“Italy’s rich heritage is under attack as never before from vandals and professional thieves. In a series of incidents in the past four weeks in Venice and Rome, hammers have been used to smash statues and fountains. In some cases, the heads of Roman statues more than 2,000 years old have been cleanly cut away using powerful circular saws, more than likely by professional thieves working to order.”
Category: visual
The Mona Lisa’s Serious Deterioration
“Leonardo’s most celebrated work, the Mona Lisa, has deteriorated so significantly over the last year that conservation experts at the Louvre have ordered urgent analysis of its condition. It will then be moved to a new, specially-designed gallery as part of a E2.3 million project paid for by the Japanese company, Nippon TV. Although this project was announced a few years ago, it is finally coming to fruition.”
Miami Mayor Threatens Museum Park Funding
The mayor of Miami threatens to scuttle a $2 billion bond issue if proposed funding for two museums isn’t removed. “The mayor said he is concerned that ‘Museum Park’ could turn into a fiasco like the Performing Arts Center being built in downtown Miami, which is almost two years late and now $240 million over its original budget.”
A New Generation Of Iraqi Art, Heavy On Despair
“The war in Iraq has been especially disillusioning for young Iraqi artists, many of whom believed the American promises of freedom.
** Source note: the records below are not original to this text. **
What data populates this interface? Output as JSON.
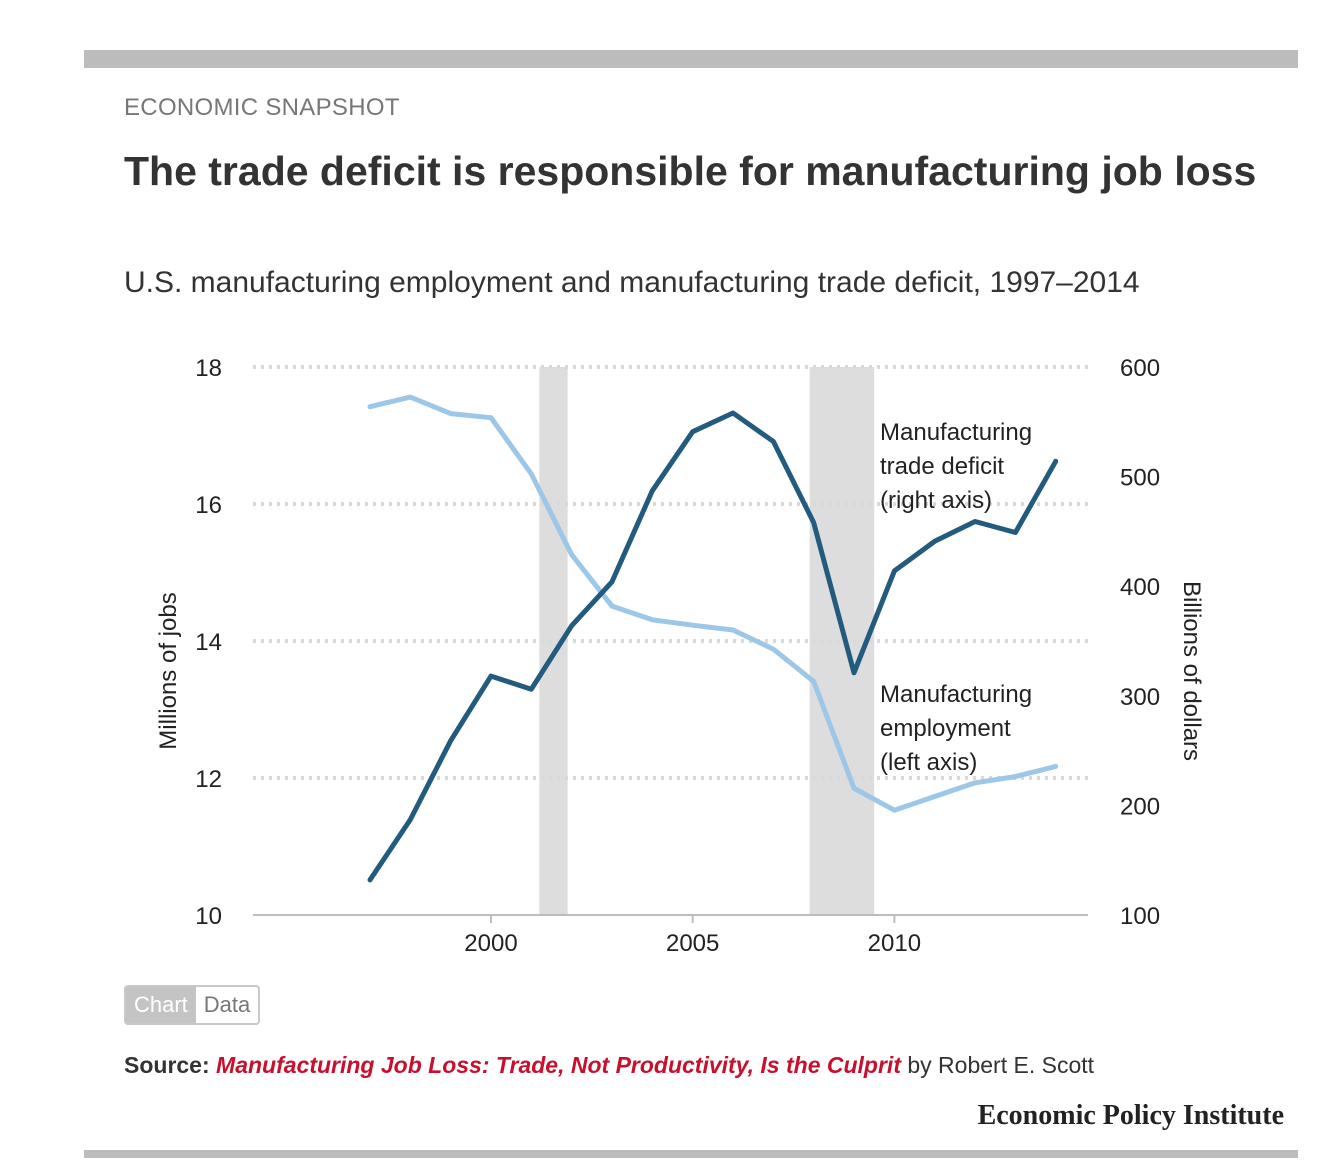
{
  "header": {
    "kicker": "ECONOMIC SNAPSHOT",
    "title": "The trade deficit is responsible for manufacturing job loss",
    "subtitle": "U.S. manufacturing employment and manufacturing trade deficit, 1997–2014"
  },
  "tabs": {
    "chart": "Chart",
    "data": "Data"
  },
  "source": {
    "label": "Source:",
    "link_text": "Manufacturing Job Loss: Trade, Not Productivity, Is the Culprit",
    "byline": " by Robert E. Scott"
  },
  "brand": "Economic Policy Institute",
  "colors": {
    "deficit": "#235b7e",
    "employment": "#9cc7e8",
    "recession": "#dddddd",
    "grid": "#d9d9d9",
    "accent": "#c8102e"
  },
  "chart_data": {
    "type": "line",
    "x": [
      1997,
      1998,
      1999,
      2000,
      2001,
      2002,
      2003,
      2004,
      2005,
      2006,
      2007,
      2008,
      2009,
      2010,
      2011,
      2012,
      2013,
      2014
    ],
    "xticks": [
      2000,
      2005,
      2010
    ],
    "xlim": [
      1994.1,
      2014.8
    ],
    "y_left": {
      "label": "Millions of jobs",
      "ticks": [
        10,
        12,
        14,
        16,
        18
      ],
      "lim": [
        10,
        18
      ]
    },
    "y_right": {
      "label": "Billions of dollars",
      "ticks": [
        100,
        200,
        300,
        400,
        500,
        600
      ],
      "lim": [
        100,
        600
      ]
    },
    "recessions": [
      [
        2001.2,
        2001.9
      ],
      [
        2007.9,
        2009.5
      ]
    ],
    "grid": true,
    "series": [
      {
        "name": "Manufacturing trade deficit (right axis)",
        "label_lines": [
          "Manufacturing",
          "trade deficit",
          "(right axis)"
        ],
        "axis": "right",
        "color": "#235b7e",
        "values": [
          132,
          187,
          259,
          318,
          306,
          364,
          404,
          487,
          541,
          558,
          532,
          458,
          321,
          414,
          441,
          459,
          449,
          514
        ]
      },
      {
        "name": "Manufacturing employment (left axis)",
        "label_lines": [
          "Manufacturing",
          "employment",
          "(left axis)"
        ],
        "axis": "left",
        "color": "#9cc7e8",
        "values": [
          17.42,
          17.56,
          17.32,
          17.26,
          16.44,
          15.26,
          14.51,
          14.31,
          14.23,
          14.16,
          13.88,
          13.41,
          11.85,
          11.53,
          11.73,
          11.93,
          12.02,
          12.17
        ]
      }
    ]
  }
}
As the old order fell, they sat in their cracked-window studios and at paint-splattered easels and dreamed of an Iraqi renaissance.” But the despair which is now gripping the ‘liberated’ Iraq is overwhelming any thoughts of such a rebirth of culture, and the work of an Iraqi artist is now likely to reflect “the mayhem of a suicide bomb, the agony of a mother who has unearthed the dusty bones of her son, the confusion of his country today.”
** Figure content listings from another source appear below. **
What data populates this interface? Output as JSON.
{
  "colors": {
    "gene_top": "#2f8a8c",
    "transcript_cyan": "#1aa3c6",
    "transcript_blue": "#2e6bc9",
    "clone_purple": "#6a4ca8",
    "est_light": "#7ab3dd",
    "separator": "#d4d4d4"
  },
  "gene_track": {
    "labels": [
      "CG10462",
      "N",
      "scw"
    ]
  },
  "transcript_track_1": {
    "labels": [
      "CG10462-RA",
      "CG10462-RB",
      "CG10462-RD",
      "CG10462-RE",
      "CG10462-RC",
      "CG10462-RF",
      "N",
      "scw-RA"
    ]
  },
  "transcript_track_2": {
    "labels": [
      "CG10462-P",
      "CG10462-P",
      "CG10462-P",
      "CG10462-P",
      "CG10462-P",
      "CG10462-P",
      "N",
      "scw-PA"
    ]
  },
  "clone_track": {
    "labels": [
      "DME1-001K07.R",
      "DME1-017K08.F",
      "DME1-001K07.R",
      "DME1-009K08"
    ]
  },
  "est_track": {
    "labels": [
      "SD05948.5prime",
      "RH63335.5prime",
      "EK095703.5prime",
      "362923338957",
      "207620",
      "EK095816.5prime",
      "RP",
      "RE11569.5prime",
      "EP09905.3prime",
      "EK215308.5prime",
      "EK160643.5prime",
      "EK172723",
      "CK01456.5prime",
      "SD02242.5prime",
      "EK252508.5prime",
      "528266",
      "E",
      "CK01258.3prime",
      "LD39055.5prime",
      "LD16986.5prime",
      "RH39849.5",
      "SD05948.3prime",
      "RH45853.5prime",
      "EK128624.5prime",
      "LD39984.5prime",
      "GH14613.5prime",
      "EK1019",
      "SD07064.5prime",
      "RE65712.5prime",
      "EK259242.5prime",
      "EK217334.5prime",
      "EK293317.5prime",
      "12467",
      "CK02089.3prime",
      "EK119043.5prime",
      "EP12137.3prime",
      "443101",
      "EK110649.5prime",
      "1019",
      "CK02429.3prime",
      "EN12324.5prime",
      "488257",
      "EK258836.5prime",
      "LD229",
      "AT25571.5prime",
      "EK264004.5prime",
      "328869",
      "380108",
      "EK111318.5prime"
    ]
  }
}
Government Putting Avant-Garde Architects On Notice
The wholesale renovation of Chicago’s historic Soldier Field (home of the NFL’s Bears) has been roundly panned by football fans and architecture critics alike since it was completed last year, and now, the federal government has weighed in with its own verdict on the ultra-modernist redesign, stripping the stadium of its place on the list of National Historic Landmarks. The decision “sent a message that resounds far beyond Chicago’s aesthetically mangled lakefront football stadium: The government will react — and strongly — if avant-garde architects and arrogant politicians sack the nation’s most extraordinary places.”
Getting Smaller To Increase Visibility
“For years, American cartoonists have complained that their world is getting smaller. Plagued by slumping readership and beholden to high profit margins, daily newspapers are busy reducing the size of comics and cutting those that fail to gain support from older readers. Meanwhile, cartoonists who want to try something different, like mammoth Sunday strips, sometimes get the cold shoulder from editors. So it’s ironic that the next big thing in the comics world is a small cell-phone screen. But the distributors of strips from Crankshaft to Dick Tracy are working to get a foothold in that tiny space, and at least two cartoonists say they’re thrilled to get the exposure.”
Pushing Absolutely No Hot Buttons
Whatever happened to the grand old art of political buttons? Once upon a time, a presidential election brought us such memorable and wearable gems as “I Like Ike” and “I’m Daft About Taft” – and few could forget the classic Goldwater button that emphatically declared “In your heart, you know he’s right,” and the anti-Goldwater parody that shot back, “In your heart, you know he’s nuts!” These days, though, every button from every campaign looks the same – blue backgrounds, American flags, the names of the candidates, and nothing else. At what point did one of America’s cleverest forms of politicking become such a deadly bore?
Who Cares Who Used To Own It?
The British Museum has spent the last several years answering charges over the way it acquired several of its most prized pieces. But is the argument even focused on the right topic? “Controversy over ownership of its treasures obscures the British Museum’s purpose. By offering everyone insights into cultural history, argues its director Neil MacGregor, the museum promotes a greater understanding of humanity.”
Why Wait For The New Building?
New York’s New Museum of Contemporary Art is currently homeless, as it waits for its new home in the Bowery to be completed, but rather than merely vanishing from the scene for two years, the museum is hoping to renovate its image in the interim. “The museum’s curators were… acutely aware of the need to use the transition to the new building as an opportunity to think again about the definition of the museum. And so, while it has taken 7,000 square feet of space on the first floor of the Chelsea Art Museum on West 22nd Street for a year, its curators decided that the first major show would not be within walls, but outside them.”
Taking Inventory Of An Unexpected Treasure Trove
When the Philadelphia public school district discovered earlier this month that it was in possession of an art collection potentially valued at tens of millions of dollars, it was hard to know what to do about it. What the district is doing is to mount a full-scale measure of what exactly it has, where it all came from, what it may or may not be worth, and how such a varied and amorphous collection of works could best be utilized in an educational sense. One thing is for sure – the district doesn’t intend to sell any of the works – but it will take great resolve for officials to avoid being stampeded by the various interested parties sure to come out of the woodwork.